Lack of blood in the game is a core reason social structures die because blood in the game is how innovation survives despite a seemingly “safe” environment. Steve Jobs ensured the survival of Apple and the successful launch of the iPod by merciless culling of existing products amid the discombobulated resistance of board members and executives. Then cannibalized the market appeal of the iPod (a hit product) with the iPhone. This is an example of a rare phenomenon: blood in the game implemented by a corporate head.

The blood in the metaphor is not just a reflection of the painoff. Think of blood here as a life force as well. Systems which accommodate individuals with blood in the game are more likely to develop antifragile properties than systems which stop at skin in the game. When you practice blood in the game, you become the life force of the world, but you may perish in the process.

The Great Mother Goddess and Her Son

As we often find in our distracted lives, what we see as new or profound was mundane to the ancients. Blood in the game is just another iteration – or the practical archetype – of the Thraco-Phrygian myth of the Great Mother Goddess and her Son. In the earliest known versions of this myth from Thrace and Anatolia, the Son’s blood must be spilt so that the Mother would be impregnated and the cycles of life resume. The Son’s sacrifice would ensure the renewal of the world – but not its repetition or replication. The myth was about rebirth, but it was world-ending. “What has been has been and must be set aside.” This savagery was embedded in Thracian ritual tradition. Thracian funerals were orgiastic celebrations, especially if the deceased had fallen in combat.

After the Thracian settlement of northwestern Anatolia, the cult of the Mother – by then known as Cybele – came to dominate the entire region and the later Hellenistic kingdoms of Phrygia and Bythinia. In Greece, she was Rhea, mother of all. Her main cult center may have been the Thracian city of Cabyle (KABYLH) near the Odrysian Valley of Kings. Meanwhile, the Son would evolve into the central Thracian deity Sabazios, a slaying horseman and god of sky and thunder.

Sabazios or his Orphic predecessors were adopted by the Greeks/Romans as Dionysus/Bacchus – god of fertility and, appropriately, profusion – alongside Thrace’s orgiastic traditions of honoring these gods with wine-drenched debauchery. The cult of Sabazios himself spread to Anatolia and ultimately throughout the Roman Empire. Demosthenes describes the ritual ecstasy of priestesses dancing with snakes to welcome the arrival of Sabazios, intoxicated by wine and the blood of sacrificial animals, which were often dismembered. A perfect example of mass hysteria. Even when depicted on horseback, Sabazios is often seen with an expression of rage, pain or madness, one hand reaching plaintively towards the sky.

The pervasive theme of the cults of Dyonisios, Bacchus and Sabazios is that of mystic ritual, not typical of native Greco-Roman traditions. It celebrates chaos and the abandonment of established order so that rebirth and renewal become possible.
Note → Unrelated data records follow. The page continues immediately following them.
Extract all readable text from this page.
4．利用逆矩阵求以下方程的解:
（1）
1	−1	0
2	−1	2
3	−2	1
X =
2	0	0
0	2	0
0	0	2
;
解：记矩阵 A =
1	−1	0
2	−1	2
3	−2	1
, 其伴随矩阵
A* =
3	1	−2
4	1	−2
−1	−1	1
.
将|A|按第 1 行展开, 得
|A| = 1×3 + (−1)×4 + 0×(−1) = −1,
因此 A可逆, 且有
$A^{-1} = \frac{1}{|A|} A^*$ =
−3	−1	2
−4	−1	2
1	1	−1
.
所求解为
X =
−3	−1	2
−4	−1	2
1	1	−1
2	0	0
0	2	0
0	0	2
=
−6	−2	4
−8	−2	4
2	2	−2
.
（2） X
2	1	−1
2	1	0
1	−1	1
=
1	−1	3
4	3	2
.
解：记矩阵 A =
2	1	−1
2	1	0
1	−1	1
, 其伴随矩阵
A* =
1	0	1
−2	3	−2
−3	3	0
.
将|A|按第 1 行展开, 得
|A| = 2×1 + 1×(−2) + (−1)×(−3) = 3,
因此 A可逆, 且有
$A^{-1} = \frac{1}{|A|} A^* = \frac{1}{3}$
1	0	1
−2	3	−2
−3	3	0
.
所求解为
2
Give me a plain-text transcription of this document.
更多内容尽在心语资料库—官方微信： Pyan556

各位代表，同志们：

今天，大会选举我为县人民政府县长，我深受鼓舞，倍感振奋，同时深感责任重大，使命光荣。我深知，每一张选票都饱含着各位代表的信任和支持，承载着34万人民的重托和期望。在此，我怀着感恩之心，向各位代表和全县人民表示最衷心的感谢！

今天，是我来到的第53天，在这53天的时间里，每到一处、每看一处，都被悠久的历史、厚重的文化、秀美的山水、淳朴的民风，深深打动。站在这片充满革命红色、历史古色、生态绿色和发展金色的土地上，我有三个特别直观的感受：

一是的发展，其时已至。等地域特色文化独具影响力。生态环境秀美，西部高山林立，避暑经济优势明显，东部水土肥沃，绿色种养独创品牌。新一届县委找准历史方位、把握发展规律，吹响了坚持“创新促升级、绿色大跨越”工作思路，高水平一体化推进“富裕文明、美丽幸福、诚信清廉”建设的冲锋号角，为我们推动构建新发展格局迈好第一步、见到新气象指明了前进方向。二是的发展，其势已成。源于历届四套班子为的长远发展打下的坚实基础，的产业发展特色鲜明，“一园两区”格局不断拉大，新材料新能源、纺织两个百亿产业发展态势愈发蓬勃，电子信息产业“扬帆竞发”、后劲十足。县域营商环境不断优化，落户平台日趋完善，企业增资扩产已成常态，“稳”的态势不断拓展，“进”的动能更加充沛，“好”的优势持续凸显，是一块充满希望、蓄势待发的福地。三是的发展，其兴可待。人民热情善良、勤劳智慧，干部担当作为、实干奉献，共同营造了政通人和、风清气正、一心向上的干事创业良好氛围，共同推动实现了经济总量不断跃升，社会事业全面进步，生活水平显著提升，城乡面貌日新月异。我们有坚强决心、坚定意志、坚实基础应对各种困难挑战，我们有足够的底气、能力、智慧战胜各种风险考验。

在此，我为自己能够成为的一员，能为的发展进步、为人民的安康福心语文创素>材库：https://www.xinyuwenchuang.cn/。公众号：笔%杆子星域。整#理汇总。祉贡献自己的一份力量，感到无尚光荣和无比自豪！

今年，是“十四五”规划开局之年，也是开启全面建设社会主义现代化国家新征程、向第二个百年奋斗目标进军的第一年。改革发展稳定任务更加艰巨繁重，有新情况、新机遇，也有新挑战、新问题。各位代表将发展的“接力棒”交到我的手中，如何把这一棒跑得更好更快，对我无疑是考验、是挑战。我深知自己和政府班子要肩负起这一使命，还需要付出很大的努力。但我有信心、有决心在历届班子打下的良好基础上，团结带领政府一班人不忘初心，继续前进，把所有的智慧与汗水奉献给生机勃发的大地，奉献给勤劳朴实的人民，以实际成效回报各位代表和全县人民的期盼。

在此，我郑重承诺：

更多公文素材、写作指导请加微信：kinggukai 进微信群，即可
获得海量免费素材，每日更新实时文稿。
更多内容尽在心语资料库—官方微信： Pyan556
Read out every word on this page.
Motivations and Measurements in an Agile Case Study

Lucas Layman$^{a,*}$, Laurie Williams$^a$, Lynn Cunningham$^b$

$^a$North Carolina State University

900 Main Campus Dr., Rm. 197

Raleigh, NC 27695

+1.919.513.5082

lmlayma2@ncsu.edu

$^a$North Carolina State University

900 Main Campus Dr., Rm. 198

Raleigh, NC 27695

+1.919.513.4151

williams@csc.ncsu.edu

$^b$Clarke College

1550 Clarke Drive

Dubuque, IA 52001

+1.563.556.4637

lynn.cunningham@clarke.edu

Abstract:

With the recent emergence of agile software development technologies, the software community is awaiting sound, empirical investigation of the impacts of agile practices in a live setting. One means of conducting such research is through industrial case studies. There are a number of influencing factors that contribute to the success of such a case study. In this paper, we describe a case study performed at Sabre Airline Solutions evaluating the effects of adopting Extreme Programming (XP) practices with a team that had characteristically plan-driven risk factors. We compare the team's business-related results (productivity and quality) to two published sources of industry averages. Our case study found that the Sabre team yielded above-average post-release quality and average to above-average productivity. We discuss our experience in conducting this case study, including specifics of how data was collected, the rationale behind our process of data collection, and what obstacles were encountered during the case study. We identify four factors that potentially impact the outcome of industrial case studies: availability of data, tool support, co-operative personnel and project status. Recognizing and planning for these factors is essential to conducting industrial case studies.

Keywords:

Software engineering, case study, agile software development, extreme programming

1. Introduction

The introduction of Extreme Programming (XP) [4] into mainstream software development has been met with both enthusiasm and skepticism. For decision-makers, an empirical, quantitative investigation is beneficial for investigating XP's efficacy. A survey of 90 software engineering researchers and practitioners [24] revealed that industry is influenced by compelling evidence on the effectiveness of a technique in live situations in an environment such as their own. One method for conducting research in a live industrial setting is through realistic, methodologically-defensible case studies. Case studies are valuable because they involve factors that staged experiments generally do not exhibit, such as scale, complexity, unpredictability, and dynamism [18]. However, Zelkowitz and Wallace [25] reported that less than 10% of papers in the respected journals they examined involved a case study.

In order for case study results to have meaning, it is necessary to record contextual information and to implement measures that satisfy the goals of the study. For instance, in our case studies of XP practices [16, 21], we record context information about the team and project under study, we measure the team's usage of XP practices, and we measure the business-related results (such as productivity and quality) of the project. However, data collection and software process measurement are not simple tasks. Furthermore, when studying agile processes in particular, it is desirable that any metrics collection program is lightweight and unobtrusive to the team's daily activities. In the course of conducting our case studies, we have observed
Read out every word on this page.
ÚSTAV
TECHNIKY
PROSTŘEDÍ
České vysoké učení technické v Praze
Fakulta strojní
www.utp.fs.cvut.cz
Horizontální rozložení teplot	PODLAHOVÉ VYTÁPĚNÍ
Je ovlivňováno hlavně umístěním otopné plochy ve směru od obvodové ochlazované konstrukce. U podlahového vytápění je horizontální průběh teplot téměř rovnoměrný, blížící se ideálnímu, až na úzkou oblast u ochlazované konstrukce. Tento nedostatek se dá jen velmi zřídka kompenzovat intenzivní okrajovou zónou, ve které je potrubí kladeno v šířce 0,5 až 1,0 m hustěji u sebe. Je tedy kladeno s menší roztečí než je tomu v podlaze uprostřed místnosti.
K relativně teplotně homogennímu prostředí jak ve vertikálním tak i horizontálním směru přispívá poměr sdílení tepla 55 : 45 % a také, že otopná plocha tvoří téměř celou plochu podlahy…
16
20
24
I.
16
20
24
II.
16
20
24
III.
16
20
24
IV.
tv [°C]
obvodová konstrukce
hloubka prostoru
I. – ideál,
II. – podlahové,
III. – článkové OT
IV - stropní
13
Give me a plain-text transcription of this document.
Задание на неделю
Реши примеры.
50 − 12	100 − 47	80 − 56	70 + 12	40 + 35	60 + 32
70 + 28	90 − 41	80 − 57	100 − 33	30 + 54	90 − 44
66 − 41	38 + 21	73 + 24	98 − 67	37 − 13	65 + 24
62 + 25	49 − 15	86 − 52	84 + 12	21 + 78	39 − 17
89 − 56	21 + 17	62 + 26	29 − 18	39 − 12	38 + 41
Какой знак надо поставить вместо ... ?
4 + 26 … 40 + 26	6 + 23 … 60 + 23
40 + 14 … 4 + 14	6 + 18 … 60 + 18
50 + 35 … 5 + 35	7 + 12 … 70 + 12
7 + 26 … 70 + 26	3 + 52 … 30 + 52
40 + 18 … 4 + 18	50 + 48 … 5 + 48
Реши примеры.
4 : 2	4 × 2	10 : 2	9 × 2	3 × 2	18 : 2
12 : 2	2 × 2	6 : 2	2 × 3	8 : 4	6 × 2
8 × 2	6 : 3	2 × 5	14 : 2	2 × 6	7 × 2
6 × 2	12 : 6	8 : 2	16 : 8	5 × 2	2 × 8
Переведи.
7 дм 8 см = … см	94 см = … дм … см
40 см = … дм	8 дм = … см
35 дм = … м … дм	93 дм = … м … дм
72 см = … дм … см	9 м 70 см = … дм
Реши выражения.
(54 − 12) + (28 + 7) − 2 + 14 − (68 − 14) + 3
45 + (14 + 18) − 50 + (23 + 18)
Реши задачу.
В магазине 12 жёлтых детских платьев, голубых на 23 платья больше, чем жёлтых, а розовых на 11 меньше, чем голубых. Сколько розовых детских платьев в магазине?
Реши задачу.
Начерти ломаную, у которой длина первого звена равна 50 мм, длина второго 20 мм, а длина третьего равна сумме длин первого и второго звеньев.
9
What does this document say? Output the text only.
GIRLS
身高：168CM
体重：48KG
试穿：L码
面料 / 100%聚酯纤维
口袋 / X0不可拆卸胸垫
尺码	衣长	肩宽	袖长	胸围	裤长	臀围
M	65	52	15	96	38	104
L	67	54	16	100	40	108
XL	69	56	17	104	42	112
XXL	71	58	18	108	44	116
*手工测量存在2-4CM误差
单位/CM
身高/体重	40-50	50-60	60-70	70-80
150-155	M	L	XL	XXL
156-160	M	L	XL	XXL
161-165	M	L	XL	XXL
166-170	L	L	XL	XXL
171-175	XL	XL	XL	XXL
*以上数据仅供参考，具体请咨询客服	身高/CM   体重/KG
The semblance with the Hindu cult of Shiva, the ying-yang god of destruction and creation, is eery.

The cult of Sabazios may have influenced that of St George (a serpent-slaying horseman which originated in Anatolia) and St Elijah (prophet associated with thunder and the sky). The “-zios” term in the god’s name is a cognate of Greek “θεός” and “Zeus”. Peculiarly, “Saba-“ appears similar to Latin “salvare”. Can you think of any other Son who had to bleed so the world would be saved? Or should I draw you a picture?